A stump is what's left of a decision — and it keeps costing you: it dulls mower blades, trips grandkids, sprouts suckers, houses termites and carpenter ants close to the house, and sits exactly where you wanted the fence post, the shed, or the new tree to go.
Grinding is the practical fix. A grinder chews the stump 6–18 inches below grade — deep enough to replant grass, set a post, or pour a pad — and turns it into a pile of chips you can keep as mulch or have hauled.
What affects the price
- Stump diameter and species — old oak is harder than plum.
- How deep you need it ground.
- Access — a rural hillside stump costs more than one next to a driveway.
- How many you have — multiple stumps in one visit is the cheapest way to buy this service.
Rural parcels welcome.
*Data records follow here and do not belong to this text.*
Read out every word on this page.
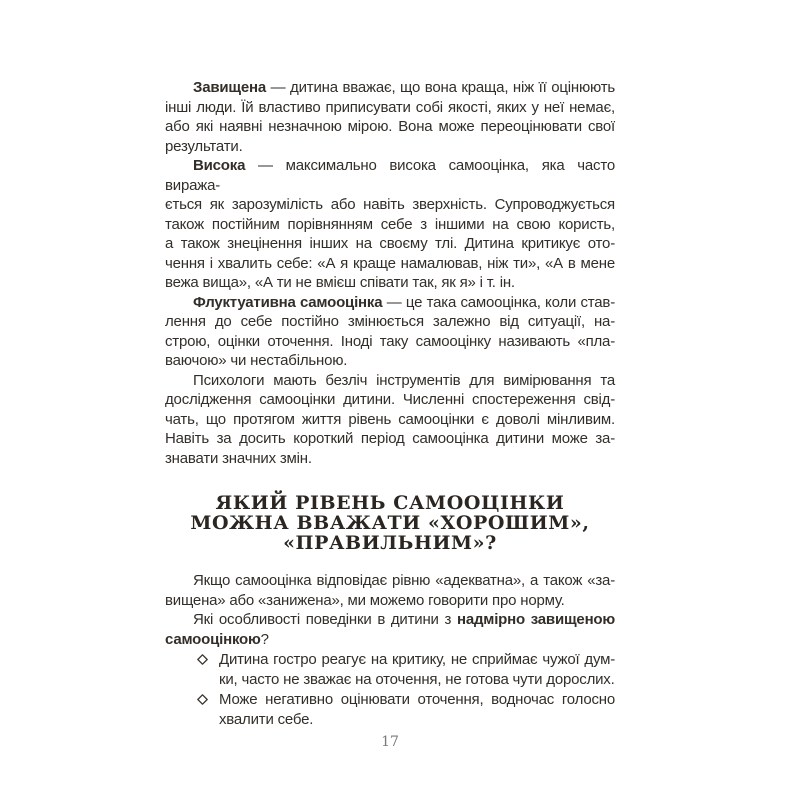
Завищена — дитина вважає, що вона краща, ніж її оцінюють
інші люди. Їй властиво приписувати собі якості, яких у неї немає,
або які наявні незначною мірою. Вона може переоцінювати свої
результати.
Висока — максимально висока самооцінка, яка часто виража-
ється як зарозумілість або навіть зверхність. Супроводжується
також постійним порівнянням себе з іншими на свою користь,
а також знецінення інших на своєму тлі. Дитина критикує ото-
чення і хвалить себе: «А я краще намалював, ніж ти», «А в мене
вежа вища», «А ти не вмієш співати так, як я» і т. ін.
Флуктуативна самооцінка — це така самооцінка, коли став-
лення до себе постійно змінюється залежно від ситуації, на-
строю, оцінки оточення. Іноді таку самооцінку називають «пла-
ваючою» чи нестабільною.
Психологи мають безліч інструментів для вимірювання та
дослідження самооцінки дитини. Численні спостереження свід-
чать, що протягом життя рівень самооцінки є доволі мінливим.
Навіть за досить короткий період самооцінка дитини може за-
знавати значних змін.
ЯКИЙ РІВЕНЬ САМООЦІНКИ
МОЖНА ВВАЖАТИ «ХОРОШИМ»,
«ПРАВИЛЬНИМ»?
Якщо самооцінка відповідає рівню «адекватна», а також «за-
вищена» або «занижена», ми можемо говорити про норму.
Які особливості поведінки в дитини з надмірно завищеною
самооцінкою?
Дитина гостро реагує на критику, не сприймає чужої дум-
ки, часто не зважає на оточення, не готова чути дорослих.
Може негативно оцінювати оточення, водночас голосно
хвалити себе.
17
Wide-access grinders handle the big oak and pine stumps on ranch and vineyard properties around Cloverdale, Asti, and Geyserville; compact machines fit through backyard gates in town.
Cheapest when bundled with a removal — the crew's already there.
Frequently asked questions
How deep do you grind?
Standard is 6–12 inches below grade; deeper on request for construction or replanting.
Can I replant a tree in the same spot?
Yes, after removing the chips and backfilling with soil — though offsetting a few feet from the old root mass gives a new tree a better start.
What happens to the chips?
Yours to keep as mulch, or hauled away — your choice at quote time.